I think children find their own truths. Those that work for them.
For example, my daughter will tell me she is dog-tired. She has had a tough day at her summer job, survived on just a cup of milk for breakfast and coffee for lunch, and does not have energy left to fill the water bottles to place in the fridge. In other words, Could I please fill them for her? is the unspoken question.
I comply; the mother syndrome always overtakes me. This is the truth my daughter knows, the truth of the gullible mom; it works for her every time. Ten minutes later I see her watching T.V. in her bedroom, with all the sleep and weariness gone from her eyes. Her work is done.
What is my truth? My truth is that whatever I may say--scold, cajole, persuade, promise, bribe, threaten--she will do what she wants when she wants and that is it. And I will still think of her as my baby, though she is an eighteen-year-old in college, with more energy in her young body than in that of her mother's.
There are consequences to these truths. I grow older and get tired faster, since the body is like any other machine; wear and tear and age will show.
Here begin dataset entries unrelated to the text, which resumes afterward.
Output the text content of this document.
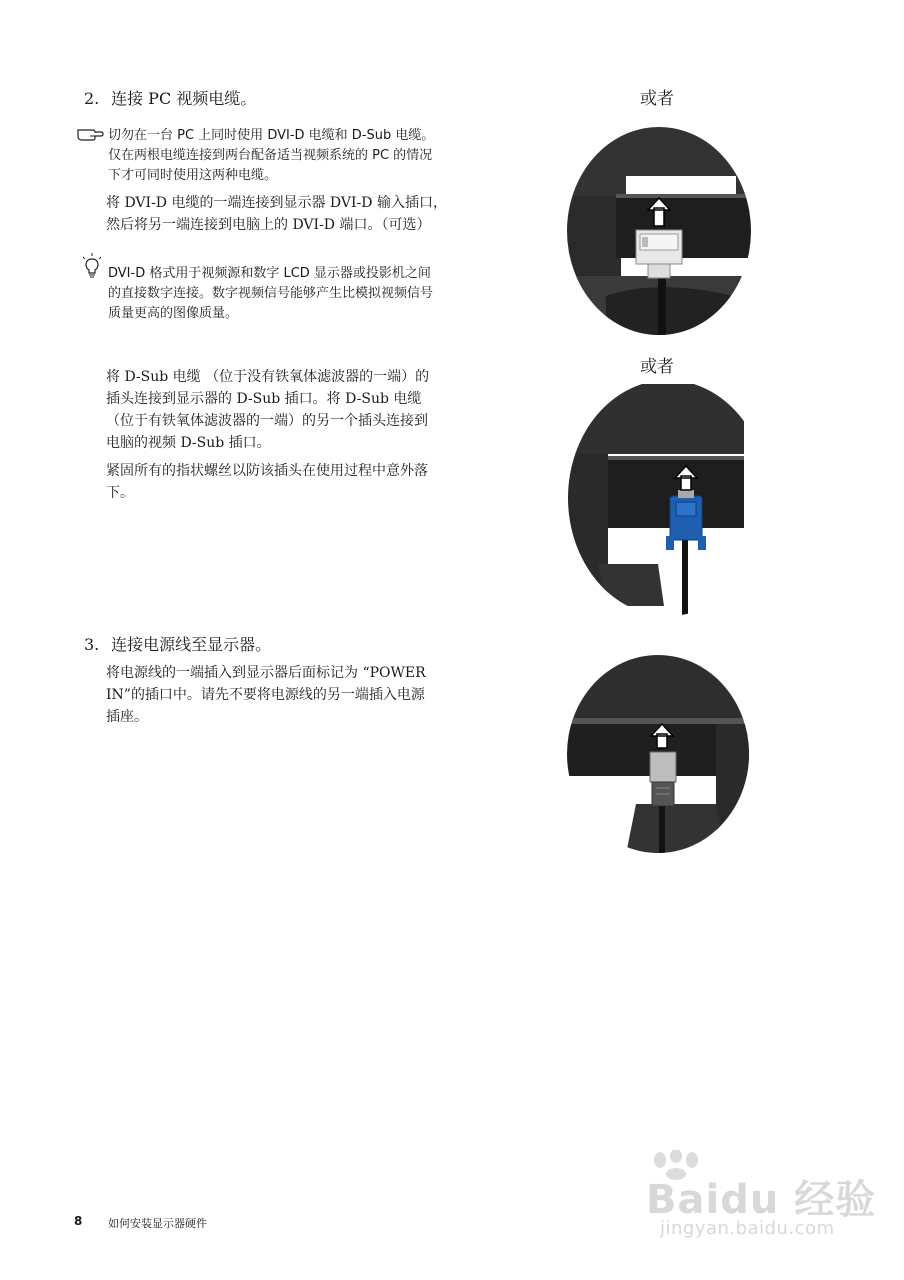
2. 连接 PC 视频电缆。
切勿在一台 PC 上同时使用 DVI-D 电缆和 D-Sub 电缆。
仅在两根电缆连接到两台配备适当视频系统的 PC 的情况
下才可同时使用这两种电缆。
将 DVI-D 电缆的一端连接到显示器 DVI-D 输入插口，
然后将另一端连接到电脑上的 DVI-D 端口。（可选）
DVI-D 格式用于视频源和数字 LCD 显示器或投影机之间
的直接数字连接。数字视频信号能够产生比模拟视频信号
质量更高的图像质量。
将 D-Sub 电缆 （位于没有铁氧体滤波器的一端）的
插头连接到显示器的 D-Sub 插口。将 D-Sub 电缆
（位于有铁氧体滤波器的一端）的另一个插头连接到
电脑的视频 D-Sub 插口。
紧固所有的指状螺丝以防该插头在使用过程中意外落
下。
3. 连接电源线至显示器。
将电源线的一端插入到显示器后面标记为 “POWER
IN”的插口中。请先不要将电源线的另一端插入电源
插座。
或者
或者
8 如何安装显示器硬件
Baidu 经验
jingyan.baidu.com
And I cannot even claim depreciation. More important is that my daughter finds it is easier to get around people through making excuses rather than telling the plain and simple truth. So instead of saying, "I don't want to fill the water bottles everyday," and face the consequences of making an outright rude and unhelpful statement that shows her in "such a bad light," she plays the card of "poor me, mother, I'm so tired and I have worked so hard on an empty stomach," and gets not only sympathy but also the work done for her.
So what if she gets a talking-to after the fact? The work is over, and tomorrow is another day. That is the way of the world, and children learn these truths fast. If truth be told, we are good teachers of what the consequences of truth are.